Concerns growing with Ga farmer’s mental health crisis
TIFTON, Ga. (WALB) - The goal of a conference hosted at the University of Georgia’s Tifton Campus was to address mental health amongst Georgia’s farmers.
It recapped what progress has been made and what work still needs to be done.
Emily Watson works with Colquitt Regional Medical Center, but her husband is a farmer. She said being in the medical field has made her more aware of these types of issues.
“Be aware. Help when you can. Offer whatever support it is whether it’s a listening ear or there’s a shortage of labor. If it means getting out there and doing your part in whatever way,” Watson said.

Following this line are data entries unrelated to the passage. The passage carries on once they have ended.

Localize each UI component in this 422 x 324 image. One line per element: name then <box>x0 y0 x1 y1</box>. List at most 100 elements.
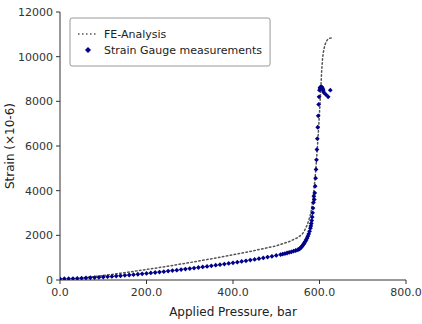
point <box>192 266 197 271</box>
point <box>314 167 319 172</box>
legend-swatch <box>78 33 98 35</box>
point <box>315 125 320 130</box>
x-axis-label: Applied Pressure, bar <box>169 305 297 319</box>
point <box>114 274 119 279</box>
point <box>326 94 331 99</box>
point <box>235 260 240 265</box>
point <box>84 276 89 280</box>
point <box>183 267 188 272</box>
point <box>62 276 67 280</box>
point <box>187 266 192 271</box>
y-tick-label: 4000 <box>25 185 53 198</box>
point <box>200 265 205 270</box>
legend-box <box>70 18 270 66</box>
point <box>239 259 244 264</box>
legend-label: FE-Analysis <box>104 28 167 41</box>
point <box>261 255 266 260</box>
point <box>244 258 249 263</box>
point <box>127 273 132 278</box>
point <box>270 254 275 259</box>
point <box>328 88 333 93</box>
legend: FE-Analysis Strain Gauge measurements <box>70 18 270 66</box>
point <box>122 273 127 278</box>
y-tick <box>56 190 60 191</box>
point <box>310 210 315 215</box>
point <box>131 272 136 277</box>
x-tick <box>146 280 147 284</box>
point <box>310 215 315 220</box>
point <box>88 275 93 280</box>
point <box>75 276 80 280</box>
point <box>311 206 316 211</box>
legend-swatch <box>85 47 91 53</box>
x-tick <box>60 280 61 284</box>
point <box>313 184 318 189</box>
plot-area <box>60 38 333 280</box>
x-tick-label: 0.0 <box>51 286 69 299</box>
y-tick-label: 0 <box>46 274 53 287</box>
fe-line <box>60 38 332 279</box>
x-tick-label: 800.0 <box>390 286 422 299</box>
x-tick <box>319 280 320 284</box>
point <box>101 275 106 280</box>
point <box>144 271 149 276</box>
point <box>157 270 162 275</box>
y-tick-label: 10000 <box>18 51 53 64</box>
point <box>205 264 210 269</box>
y-tick-label: 6000 <box>25 140 53 153</box>
x-tick-label: 600.0 <box>304 286 336 299</box>
point <box>313 176 318 181</box>
x-tick <box>233 280 234 284</box>
point <box>79 276 84 280</box>
y-tick-label: 12000 <box>18 6 53 19</box>
y-tick <box>56 101 60 102</box>
point <box>274 253 279 258</box>
point <box>312 191 317 196</box>
x-tick <box>406 280 407 284</box>
point <box>60 276 62 280</box>
point <box>316 113 321 118</box>
y-tick <box>56 56 60 57</box>
point <box>153 270 158 275</box>
x-tick-label: 400.0 <box>217 286 249 299</box>
x-tick-label: 200.0 <box>131 286 163 299</box>
point <box>231 260 236 265</box>
y-tick-label: 2000 <box>25 229 53 242</box>
chart: 0.0 200.0 400.0 600.0 800.0 0 2000 4000 6000 8000… <box>0 0 422 324</box>
point <box>166 269 171 274</box>
y-tick-label: 8000 <box>25 95 53 108</box>
point <box>71 276 76 280</box>
point <box>140 271 145 276</box>
point <box>315 136 320 141</box>
point <box>312 197 317 202</box>
point <box>148 271 153 276</box>
point <box>252 257 257 262</box>
point <box>97 275 102 280</box>
point <box>66 276 71 280</box>
point <box>135 272 140 277</box>
y-axis-label: Strain (×10-6) <box>3 103 17 189</box>
point <box>196 265 201 270</box>
point <box>317 94 322 99</box>
legend-item: FE-Analysis <box>78 28 167 41</box>
point <box>213 263 218 268</box>
point <box>179 267 184 272</box>
point <box>170 268 175 273</box>
point <box>314 157 319 162</box>
y-tick <box>56 235 60 236</box>
y-tick <box>56 146 60 147</box>
point <box>118 273 123 278</box>
point <box>226 261 231 266</box>
point <box>105 274 110 279</box>
y-tick <box>56 280 60 281</box>
point <box>174 268 179 273</box>
legend-item: Strain Gauge measurements <box>85 44 262 57</box>
point <box>161 269 166 274</box>
point <box>92 275 97 280</box>
point <box>315 147 320 152</box>
point <box>248 258 253 263</box>
y-tick <box>56 12 60 13</box>
legend-label: Strain Gauge measurements <box>104 44 262 57</box>
point <box>316 102 321 107</box>
axes: 0.0 200.0 400.0 600.0 800.0 0 2000 4000 6000 8000… <box>18 6 422 299</box>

Matt Berry, a Georgia farmer, said he goes through his struggles. He said his mental health is being challenged more this year than ever.
“The input costs are the highest they’ve been in my entire life. I’ve been farming for many years. Fuel alone is double what it cost last year,” Berry said.
Berry also said farmers are the backbone of America. He added that making the public aware of their issues makes them get access to the care they may need. The problem was that not all farmers had access to those resources or even knew what they were.
House Bill 1013 tells insurers to treat mental illness as a physical illness.
Robert Dickey, chairman of the agriculture committee in the Georgia House of Representatives, said it’s the first of many steps to come to help with the mental health crisis among farmers. The bill also expands incentives for students to enter the mental health field.
Preliminary research from this year by Mercer University shows that 10% of first-generation farmers think about committing suicide every day. Previous research supported by the Centers for Disease Control and Prevention (CDC) from 2016 already showed that farmers in Georgia were more than three times more likely to commit suicide.
Add in the pandemic, and that’s why Dickey said passing this bill was important this year more than ever.
“This [bill] is really revolutionary. The inflation problem makes things worse for farmers. The weather outside, making things dry and it’s planting season,” said Dickey
Mental health services say they are helped by the bill, but for now, they are still struggling with staff.
“We still have a high need for individuals in this field and our agency,” said Amanda Hall, the Clinical Director, Legacy Behavioral Health Services.
Hall adds that this issue is a team effort with other mental health agencies.
“We have to work together because there are a lot of people that need our help,” she said.
She also said that right now rural Georgia doesn’t have the staff and there’s no reason to compete even if they are separate businesses.
Robert Hurn’s business, Georgia Pines, also provides mental health services. He said he wants older men to come in more as they are a demographic that research shows are less likely to seek help.
“A lot of the times it’s one of those things like people can take it. I can take it, I can deal with it,” Hurn said
Hurn also said he sees young farmers come in for help, but he wants everyone to come in, or at least address their mental health.